NEDEN Mİ; 04.06.2010 tarih ve 27601 sayılı
resmi gazetede yayınlanan bir kanunla cami hoparlörlerinden çevreye yayılan
seslerin ölçüm ve denetleme yetkisi çevre ve şehircilik Bakanlığından alınarak
Diyanet işlerine verilmiştir.
Benim de
Çevre Bakanlığında görevli bulunduğum yıllarda; ister eğlence, müzik
gürültüleri, ister şehirlerdeki genel gürültü hadiseleri ve isterse cami hoparlörlerinden
kaynaklanan ses yüksekliklerinin ölçüm ve denetleme sorumluluğu Çevre
Bakanlığına ait idi. Çünkü bu işi yapmak için sonometrik ölçüm yöntemleri dâhil,
her türlü donanım ve donatıya sahip olan Bakanlık bu sorumluluğu yıllarca layıkıyla
yapmıştır.
Ancak ne
var ki, yasa ve yönetmelik değişikliği ile görev; hiçbir teknik donatısı, çevre
ve diğer mühendis grupları olmayan, ölçüm için teknik cihazları, hatta en
basitinden bir sonometresi dahi olmayan, olsa bile bu konularda eğitimi ve
hiçbir bilgisi olmayan diyanet işlerine verilmiştir.
Yukarıda
yazılı tarihten bu yana camilerimizin hoparlörlerinden çevreye yayılan yüksek
desibele sahip ses dalgaları halkı gizli sağırlığa sürükler mahiyettedir.
İşitme
duyumuz, toplumsal psikoloji ve kamu sağlı azami ölçülerde zarar görmektedir.

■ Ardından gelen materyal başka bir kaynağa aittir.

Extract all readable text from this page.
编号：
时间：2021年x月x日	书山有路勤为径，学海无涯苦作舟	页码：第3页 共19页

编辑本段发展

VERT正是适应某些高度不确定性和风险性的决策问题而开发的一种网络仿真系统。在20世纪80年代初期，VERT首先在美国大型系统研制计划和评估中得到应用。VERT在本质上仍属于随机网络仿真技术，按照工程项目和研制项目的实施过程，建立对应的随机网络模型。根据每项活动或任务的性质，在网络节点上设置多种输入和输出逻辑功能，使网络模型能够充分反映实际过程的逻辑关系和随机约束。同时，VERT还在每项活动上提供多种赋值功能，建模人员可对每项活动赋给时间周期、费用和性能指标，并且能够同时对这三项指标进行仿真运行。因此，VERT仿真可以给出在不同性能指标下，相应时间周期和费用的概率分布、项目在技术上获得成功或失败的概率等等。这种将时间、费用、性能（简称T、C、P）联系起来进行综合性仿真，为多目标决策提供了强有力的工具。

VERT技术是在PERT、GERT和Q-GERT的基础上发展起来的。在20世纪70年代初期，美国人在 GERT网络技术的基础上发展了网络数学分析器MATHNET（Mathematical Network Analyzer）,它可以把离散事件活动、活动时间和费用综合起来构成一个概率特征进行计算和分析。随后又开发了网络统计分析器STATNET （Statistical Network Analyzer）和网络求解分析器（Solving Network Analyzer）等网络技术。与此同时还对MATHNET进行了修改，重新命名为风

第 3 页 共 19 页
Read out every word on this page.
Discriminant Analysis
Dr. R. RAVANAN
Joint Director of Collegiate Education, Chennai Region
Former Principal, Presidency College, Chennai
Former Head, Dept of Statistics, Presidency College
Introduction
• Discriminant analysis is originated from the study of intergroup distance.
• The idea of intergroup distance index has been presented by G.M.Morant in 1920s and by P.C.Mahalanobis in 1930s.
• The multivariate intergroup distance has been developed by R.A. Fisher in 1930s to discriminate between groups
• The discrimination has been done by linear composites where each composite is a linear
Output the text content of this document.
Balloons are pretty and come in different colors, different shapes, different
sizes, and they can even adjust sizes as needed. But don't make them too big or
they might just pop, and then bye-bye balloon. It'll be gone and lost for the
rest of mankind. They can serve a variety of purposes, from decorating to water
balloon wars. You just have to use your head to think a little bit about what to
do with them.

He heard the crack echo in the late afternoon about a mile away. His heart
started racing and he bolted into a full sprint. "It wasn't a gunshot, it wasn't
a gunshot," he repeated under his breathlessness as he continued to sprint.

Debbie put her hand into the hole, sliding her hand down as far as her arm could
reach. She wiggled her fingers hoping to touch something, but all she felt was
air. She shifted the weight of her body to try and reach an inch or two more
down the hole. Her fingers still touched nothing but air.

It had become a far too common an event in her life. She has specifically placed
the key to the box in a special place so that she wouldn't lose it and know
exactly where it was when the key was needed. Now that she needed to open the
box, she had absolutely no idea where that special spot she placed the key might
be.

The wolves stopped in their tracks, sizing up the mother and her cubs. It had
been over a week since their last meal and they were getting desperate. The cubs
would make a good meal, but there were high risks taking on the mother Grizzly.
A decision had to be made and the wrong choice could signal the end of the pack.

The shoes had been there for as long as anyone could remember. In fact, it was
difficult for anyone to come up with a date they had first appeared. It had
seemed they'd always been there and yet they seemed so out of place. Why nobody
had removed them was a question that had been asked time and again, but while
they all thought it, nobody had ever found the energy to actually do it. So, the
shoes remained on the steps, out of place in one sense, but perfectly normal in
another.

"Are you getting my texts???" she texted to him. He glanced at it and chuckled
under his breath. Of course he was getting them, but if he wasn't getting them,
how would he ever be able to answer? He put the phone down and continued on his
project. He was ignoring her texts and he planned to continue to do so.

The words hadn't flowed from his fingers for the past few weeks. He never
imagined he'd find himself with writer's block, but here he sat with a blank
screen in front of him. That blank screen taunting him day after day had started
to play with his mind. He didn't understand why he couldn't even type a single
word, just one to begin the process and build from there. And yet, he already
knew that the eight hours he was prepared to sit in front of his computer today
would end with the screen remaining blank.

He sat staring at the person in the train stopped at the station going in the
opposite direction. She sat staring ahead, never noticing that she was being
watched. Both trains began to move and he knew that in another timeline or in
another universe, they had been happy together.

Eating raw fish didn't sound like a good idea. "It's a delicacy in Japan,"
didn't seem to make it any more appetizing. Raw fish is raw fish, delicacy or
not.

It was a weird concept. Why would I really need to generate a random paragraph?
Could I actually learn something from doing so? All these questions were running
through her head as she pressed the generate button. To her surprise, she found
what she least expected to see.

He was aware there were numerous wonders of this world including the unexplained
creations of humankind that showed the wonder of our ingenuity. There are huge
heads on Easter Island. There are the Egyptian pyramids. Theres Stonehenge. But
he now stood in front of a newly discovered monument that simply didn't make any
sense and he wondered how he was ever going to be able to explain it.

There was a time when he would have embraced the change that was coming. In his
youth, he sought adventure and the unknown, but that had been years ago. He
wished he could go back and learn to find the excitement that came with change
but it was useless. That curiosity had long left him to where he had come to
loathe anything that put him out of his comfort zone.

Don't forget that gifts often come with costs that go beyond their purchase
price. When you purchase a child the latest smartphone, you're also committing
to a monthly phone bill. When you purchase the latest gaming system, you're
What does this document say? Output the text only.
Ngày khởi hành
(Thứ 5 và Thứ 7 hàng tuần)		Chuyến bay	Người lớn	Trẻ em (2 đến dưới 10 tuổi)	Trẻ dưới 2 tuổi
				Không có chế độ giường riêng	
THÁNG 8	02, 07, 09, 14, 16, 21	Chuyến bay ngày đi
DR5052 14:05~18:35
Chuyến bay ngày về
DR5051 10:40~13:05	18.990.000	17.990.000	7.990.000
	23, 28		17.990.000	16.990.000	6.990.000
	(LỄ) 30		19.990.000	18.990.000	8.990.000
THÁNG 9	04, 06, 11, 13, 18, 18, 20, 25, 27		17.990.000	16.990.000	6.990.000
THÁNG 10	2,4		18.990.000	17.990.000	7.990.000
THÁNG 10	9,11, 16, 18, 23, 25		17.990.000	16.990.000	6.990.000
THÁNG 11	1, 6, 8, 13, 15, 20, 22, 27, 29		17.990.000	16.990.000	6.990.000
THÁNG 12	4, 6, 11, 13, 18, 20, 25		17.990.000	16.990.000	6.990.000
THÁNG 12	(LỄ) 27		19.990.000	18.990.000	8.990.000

ANTALYA MELTEM CAMİ PİLOT ÇALIŞMA MEKÂNIMIZ
OLMUŞTUR.
STK olarak
Meltem Camisi üzerinde fiziki şartlar içerisinde uzun yıllardan bu yana önemli
çalışmalar yapmaktayız.
Adı geçen
caminin minaresine monte edilmiş yıldız hoparlörlerden çevreye yayılan yüksek
düzeyli sesler, çevre apartmanlarda nöbetten gelmiş, polis, hemşire vb.
çalışanların çok yönlü şikâyetleri paralelinde uyuyamayan bebeklerin
çığlıkları, genelde ciddi bir rahatsızlık dizisinin insanları camiye gitmekten
caydırır hale geldiğine üzüntüyle tanık olmaktayız.
Bu olaya
2872 sayılı çevre mevzuatı, gürültü kirliliği kontrol yönetmeliği hükümleri çerçevesinde;
kanun olayı çevre suçu olarak belirtmektedir.
Konuyu
Sayın Cumhurbaşkanı’nın takdirine sunuyoruz.